Here is a comparison of traditional middleware platforms, which provide capabilities in the form of various SDKS, and cloud native platforms, which provide capabilities through various peripheral Runtime (typically familiar with Servicemesh/Istio) :

Therefore, the authors introduce the Multiple Runtime concept:

The authors suggest that it is likely that in the future we will eventually use multiple runtimes to implement distributed systems. Multiple runtimes, not because there are multiple microservices, but because each microservice will consist of multiple runtimes, most likely two — a custom business logic run time and a distributed primitive run time.

An explanation of the multi-runtime microservice architecture and Mecha:

Do you remember the movie Avatar and the “motorcycle suits” that scientists made for exploring Pandora in the wild? This multi-runtime architecture is similar to these Mecha-suits, which give humanoid drivers superpowers. In the movie, you have to wear a suit to gain strength and get destructive weapons. In this software architecture, you will have the business logic that forms the core of your application (called micrologic/Micrologic) and Sidecar Mecha components that provide powerful distributed primitives out of the box. Micrologic is combined with Mecha functionality to form a multi-runtime microservice that applies out-of-process functionality to its distributed system requirements. Best of all, Avatar 2 is coming out soon to help popularize this architecture. We could eventually replace the old sidecar motorbike at all software conferences with awesome mecha pictures; -). Next, let’s look at the details of the software architecture. This is a two-component model similar to a client-server architecture, where each component is an independent runtime. It differs from a pure client-server architecture in that both components are on the same host and have a reliable network connection to each other. Both components are equally important in that they can initiate operations in either direction and act as clients or servers. One of these components, called Micrologic, has very little business logic and takes almost all distributed system problems out of the way. Another accompanying component is Mecha, which provides all of the distributed system functionality we have been discussing throughout this article (except for the life cycle, which is platform functionality).
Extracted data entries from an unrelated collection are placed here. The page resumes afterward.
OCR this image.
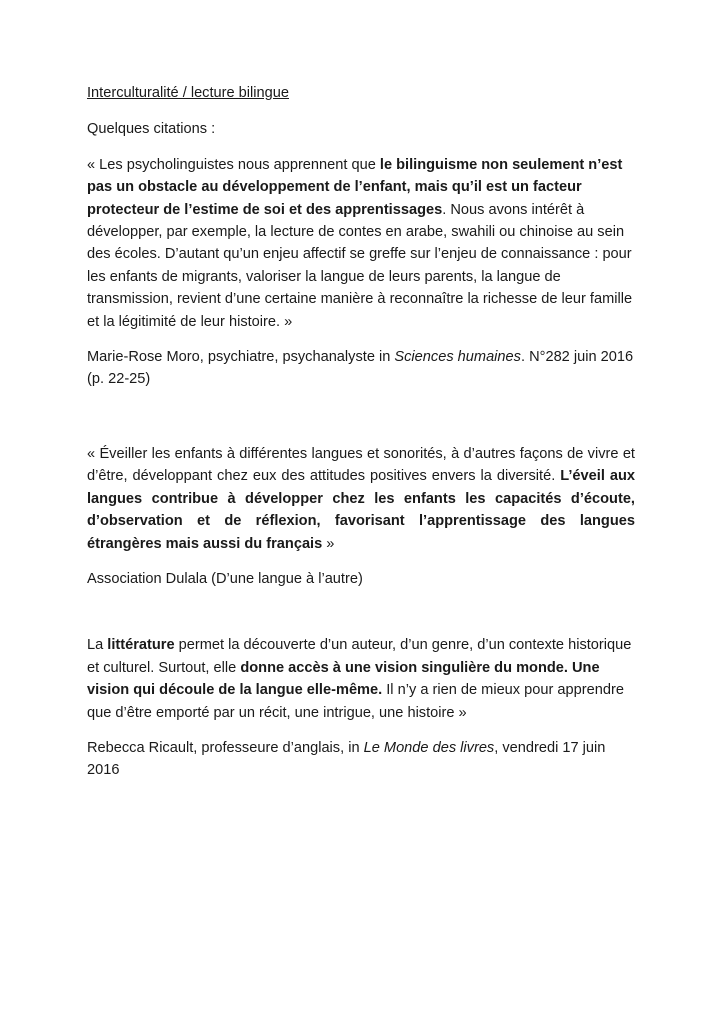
Interculturalité / lecture bilingue

Quelques citations :

« Les psycholinguistes nous apprennent que le bilinguisme non seulement n’est pas un obstacle au développement de l’enfant, mais qu’il est un facteur protecteur de l’estime de soi et des apprentissages. Nous avons intérêt à développer, par exemple, la lecture de contes en arabe, swahili ou chinoise au sein des écoles. D’autant qu’un enjeu affectif se greffe sur l’enjeu de connaissance : pour les enfants de migrants, valoriser la langue de leurs parents, la langue de transmission, revient d’une certaine manière à reconnaître la richesse de leur famille et la légitimité de leur histoire. »

Marie-Rose Moro, psychiatre, psychanalyste in Sciences humaines. N°282 juin 2016 (p. 22-25)

« Éveiller les enfants à différentes langues et sonorités, à d’autres façons de vivre et d’être, développant chez eux des attitudes positives envers la diversité. L’éveil aux langues contribue à développer chez les enfants les capacités d’écoute, d’observation et de réflexion, favorisant l’apprentissage des langues étrangères mais aussi du français »

Association Dulala (D’une langue à l’autre)

La littérature permet la découverte d’un auteur, d’un genre, d’un contexte historique et culturel. Surtout, elle donne accès à une vision singulière du monde. Une vision qui découle de la langue elle-même. Il n’y a rien de mieux pour apprendre que d’être emporté par un récit, une intrigue, une histoire »

Rebecca Ricault, professeure d’anglais, in Le Monde des livres, vendredi 17 juin 2016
Here the author formalizes the concept of Mecha:

Smart Runtime, Dumb Pipes

My understanding of Mecha is that the business logic should be “naked” at the beginning of the coding phase, focusing on the implementation of the business logic and minimizing the involvement of the underlying implementation logic; In operation, it should be equipped with “mecha”, fully armed, killing everywhere. Familiar smell, right? Standard and authentic cloud original thought.

The essence of the Mecha

In this article, the author discusses the features of the Mecha runtime:

Mecha is a generic, highly configurable, reusable component that provides distributed primitives as off-the-shelf capabilities.
Mecha can be deployed with a single Micrologic component (Sidecar mode) or as multiple shares (note: I call this Node mode).
Mecha makes no assumptions about the Micrologic runtime and works with multilingual microservices and even singleunits that use open protocols and formats such as HTTP/gRPC, JSON, Protobuf, CloudEvents.
Mecha is configured declaratively in a simple text format (such as YAML, JSON) that indicates what functionality to enable and how to bind it to a Micrologic endpoint.
Rather than relying on multiple agents for different purposes (such as network agents, caching agents, binding agents), a single Mecha provides all of these capabilities.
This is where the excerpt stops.